Recently, when I checked into the newly renamed George Best Belfast City Airport, I was asked if I was carrying any liquids. I found myself gagging as I suppressed a giggle. Attempts at humour in airports these days are enough to leave you sun-tanning in an orange jumpsuit in Guantanamo Bay. Further, my snigger was in bad taste. Not everyone would see the funny side of the question, least of all the footballing legend George Best, who had a serious drink problem. Security these days is, of course, no laughing matter. There are genuine threats. To this end, I do not mind security procedures. But I want them to be logical, make me feel safer and minimise disruption. But, frankly, security officials at some airports seem to be making procedures up as they go along.
When travelling to the US recently with my wife and child, we had to taste six jars of baby food and four baby bottles at Belfast International Airport prior tov departure. Our child’s teething gel was confiscated, his nappy rash lotion, and my wife’s hand cream, presumably a precaution against passengers making a bomb as a desperate measure to cope with a cranky child on a long-haul flight. On the way back, the US authorities let the teething gel, baby food, nappy rash lotion and hand cream through without a word, but refused to allow us to take the sterilised water through in the baby’s bottles. However, they were appeased when we mixed the powered formula into the bottles, although no tasting was required. When my wife explained that we had been able to carry the water through on the way there, the security guard replied: “This is the US”, as if we did not know that. I know that different jurisdictions probably have different rules. But, surely, if someone knew what was going on, there would be uniformity. Could the same security officials who thought there were weapons of mass destruction in Iraq be those deciding what is hazardous on aeroplanes? Alternatively, the plan is to make the procedures so confusing that they leave would-be bombers so perplexed that they choose another mode of transport.

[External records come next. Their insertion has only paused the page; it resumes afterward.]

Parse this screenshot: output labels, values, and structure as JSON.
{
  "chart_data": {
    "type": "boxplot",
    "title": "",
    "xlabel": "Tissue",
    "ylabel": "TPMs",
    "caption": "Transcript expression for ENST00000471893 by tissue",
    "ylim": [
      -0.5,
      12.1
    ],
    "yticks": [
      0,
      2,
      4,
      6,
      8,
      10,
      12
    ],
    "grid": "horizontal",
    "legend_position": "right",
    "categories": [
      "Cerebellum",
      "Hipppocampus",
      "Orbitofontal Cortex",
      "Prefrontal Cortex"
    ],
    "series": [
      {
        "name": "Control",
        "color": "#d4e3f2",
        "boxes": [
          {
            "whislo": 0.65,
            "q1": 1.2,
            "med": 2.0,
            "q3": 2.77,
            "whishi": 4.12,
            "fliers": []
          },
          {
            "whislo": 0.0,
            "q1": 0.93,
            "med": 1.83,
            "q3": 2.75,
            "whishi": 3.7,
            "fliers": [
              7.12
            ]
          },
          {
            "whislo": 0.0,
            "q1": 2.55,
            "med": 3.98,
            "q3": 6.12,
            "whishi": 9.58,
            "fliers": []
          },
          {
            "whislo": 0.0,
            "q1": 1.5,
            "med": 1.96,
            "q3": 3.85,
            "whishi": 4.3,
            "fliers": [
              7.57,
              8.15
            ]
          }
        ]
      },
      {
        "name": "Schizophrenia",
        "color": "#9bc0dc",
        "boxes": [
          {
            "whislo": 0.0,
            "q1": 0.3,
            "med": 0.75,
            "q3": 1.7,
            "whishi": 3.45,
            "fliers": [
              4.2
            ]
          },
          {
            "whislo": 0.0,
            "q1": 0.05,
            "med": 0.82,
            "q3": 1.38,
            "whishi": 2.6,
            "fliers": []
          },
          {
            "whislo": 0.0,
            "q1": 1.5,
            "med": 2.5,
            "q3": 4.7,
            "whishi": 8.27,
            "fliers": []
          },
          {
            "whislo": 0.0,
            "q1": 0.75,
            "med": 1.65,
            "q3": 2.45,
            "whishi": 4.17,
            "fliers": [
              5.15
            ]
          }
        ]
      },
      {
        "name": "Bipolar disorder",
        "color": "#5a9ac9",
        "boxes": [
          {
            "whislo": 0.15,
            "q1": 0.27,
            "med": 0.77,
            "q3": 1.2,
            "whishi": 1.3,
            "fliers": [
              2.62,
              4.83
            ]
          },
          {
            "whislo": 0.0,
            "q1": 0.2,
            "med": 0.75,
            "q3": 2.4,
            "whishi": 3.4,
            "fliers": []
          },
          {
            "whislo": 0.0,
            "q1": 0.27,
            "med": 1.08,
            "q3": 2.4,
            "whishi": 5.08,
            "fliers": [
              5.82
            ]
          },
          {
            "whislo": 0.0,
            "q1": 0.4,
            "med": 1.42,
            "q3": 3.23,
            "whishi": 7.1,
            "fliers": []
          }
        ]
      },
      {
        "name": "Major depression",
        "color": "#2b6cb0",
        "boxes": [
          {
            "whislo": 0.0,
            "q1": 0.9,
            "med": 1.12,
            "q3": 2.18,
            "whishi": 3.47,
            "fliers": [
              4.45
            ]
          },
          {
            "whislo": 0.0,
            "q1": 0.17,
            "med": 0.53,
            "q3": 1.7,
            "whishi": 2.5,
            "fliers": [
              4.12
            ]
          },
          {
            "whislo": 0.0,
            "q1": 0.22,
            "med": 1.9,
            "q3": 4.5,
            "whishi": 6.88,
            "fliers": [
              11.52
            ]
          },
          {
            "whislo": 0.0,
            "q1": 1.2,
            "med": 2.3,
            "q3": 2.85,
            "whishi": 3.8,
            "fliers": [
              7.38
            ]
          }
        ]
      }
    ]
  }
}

I know I should not make light of this important issue, and people have suffered as a result of security failures and misdirected acts of aggression, but questions have to be asked. According to airport authorities, the new security procedures have put an enormous weight on their shoulders, thus creating the mayhem.
The UK government, in turn, asks commuters for patience because it is the nasty terrorists who are the problem, not security officials. They revel in pointing out that the 9/11 attacks preceded the Iraq war. But other airports, such as those in Germany or Spain, countries which do not have troops in Iraq, are not in turmoil.
So there is a dual problem. Firstly, there is the denial in the UK that the Iraq invasion is related to the security situation at airports. Secondly, from my travels through a number of airports, there is ample evidence that suggests that no-one knows what he or she is doing. Cumulatively, this makes me feel a lot more insecure than before.
I understand this is a difficult time. But, as with this entire debacle of this so-called and amorphous ‘war on terror’, something is amiss and this involves ordinary people. Indiscriminate acts of terror against civilians, failure to listen to ordinary people opposed to the Iraq war, bombing civilians in Iraq who bear no relation to the original ‘war on terror’, and now forcing people through chaotic security systems, all add up to the same thing – we mere mortals are cannon fodder. We are caught in the cross-fire between a bunch of men who think they are all-powerful. It really winds me up and now I really need a drink.